On mesure la singularité de la série en la rapportant au reste de la pratique de l’artiste. Ses grandes toiles, Cartographie des risques, Les clandestines, L’interminable déambulation à Porte de la Chapelle, procèdent par accumulation polyphonique, prêtant voix à d’autres femmes migrantes, empilant signes et récits jusqu’à faire de la toile un espace choral. De l’exil à l’asile fait le chemin inverse. Au lieu d’élargir la focale, Hope la contracte jusqu’à ne plus dessiner qu’une seule figure : elle-même, reprise feuille après feuille, dans des postures qui convoquent l’iconographie chrétienne de la Passion, la vanité baroque et le romantisme d’Ophélie, sans jamais s’en remettre à leur autorité. Ce passage de la chorale au monologue obstiné n’est pas un repli sur l’intime, c’est un changement de stratégie : plutôt que de multiplier les voix, l’artiste multiplie les états d’un même corps, et c’est la répétition qui devient le dispositif politique. La série fonctionne comme un livre d’heures retourné contre l’institution qui a voulu la tenir.
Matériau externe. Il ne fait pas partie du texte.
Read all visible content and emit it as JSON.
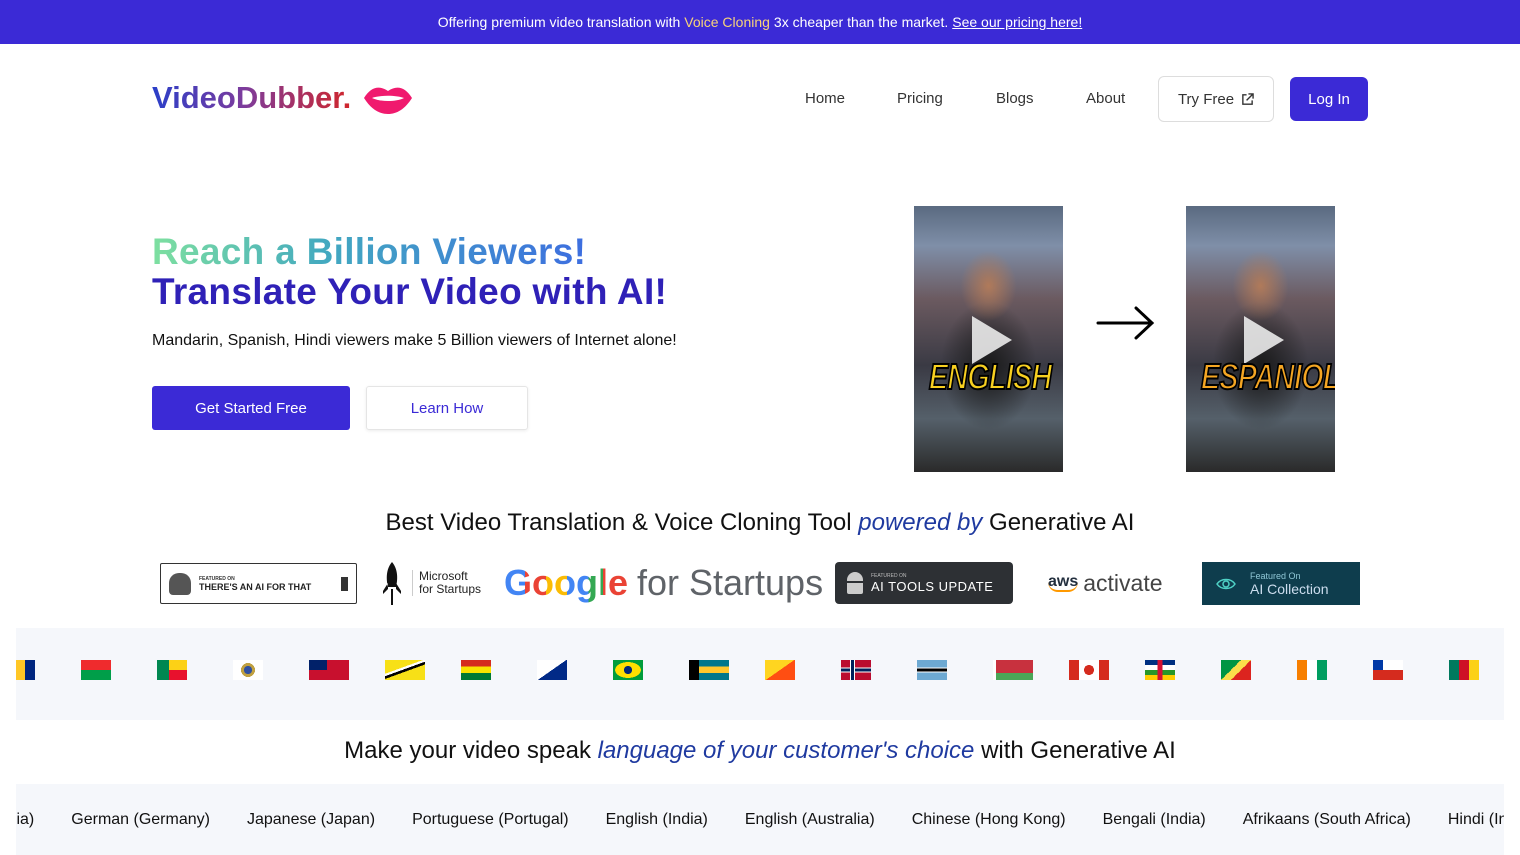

Pour situer la manière dont Hope traite la violence et le corps empêché, quelques points de comparaison s’imposent. On pense à Goya pour la façon dont la monstruosité affleure sans basculer dans le spectacle, à Paula Rego qui a fait du dessin narratif un terrain d’épreuve pour la condition féminine, les corps enfermés, les avortements clandestins, sans jamais céder à la facilité de l’illustration militante, et à Miriam Cahn dont les aquarelles et encres traitent la guerre, l’exil et les corps vulnérables en travaillant la dilution comme une manière de laisser la violence s’étendre dans la feuille plutôt que de la contenir dans un motif. Hope se tient à l’intersection de ces lignées sans s’y laisser enfermer. Là où Rego organise ses pièces comme des scènes théâtrales construites et où Cahn maintient une distance quasi abstraite par la fluidité de son eau, Hope dessine depuis un présent encore chaud, sans décor ni mise en ordre, avec des repentirs visibles et des tracés qui n’effacent pas leur hésitation. C’est ce refus de la mise en ordre, théâtrale chez l’une, abstraite chez l’autre, qui fait la spécificité de son geste, bien plus que la référence à l’art brut.

Ce qu’il faut retenir de cette série, au-delà de sa cohérence plastique, c’est la position qu’elle tient. Hope n’illustre pas la condition migrante, ne témoigne pas du trauma psychiatrique, ne performe pas l’identité blessée. Ces registres sont déjà occupés, souvent balisés, parfois complaisants. Elle fait autre chose : elle oppose à un pouvoir qui réclame des corps propres une écriture qui revendique le débordement, et elle le fait avec des moyens qui participent eux-mêmes de ce qu’ils contestent, un trait qui déborde, une encre qui salit, une feuille qui se laisse traverser.

Reste, après la traversée des feuilles, une figure qui ne s’épuise pas. Elle se couche, se dresse, se démultiplie, se laisse traverser par le rouge, et recommence. On quitte la série avec le sentiment d’avoir croisé le même visage trop de fois pour s’en défaire en sortant, et c’est précisément là que le travail opère : non pas en délivrant un récit, mais en installant chez le regardeur un malaise qui ne se dissipe pas au seuil de la galerie. Ce malaise n’est pas un effet, c’est une méthode. Il oblige celui qui regarde à porter un peu de ce que les dispositifs de tri voudraient garder hors de vue, et c’est par cette obstination d’une figure qui refuse de tenir dans la case qu’on lui assigne que Hope transforme l’expérience du spectateur en même temps qu’elle affirme la sienne.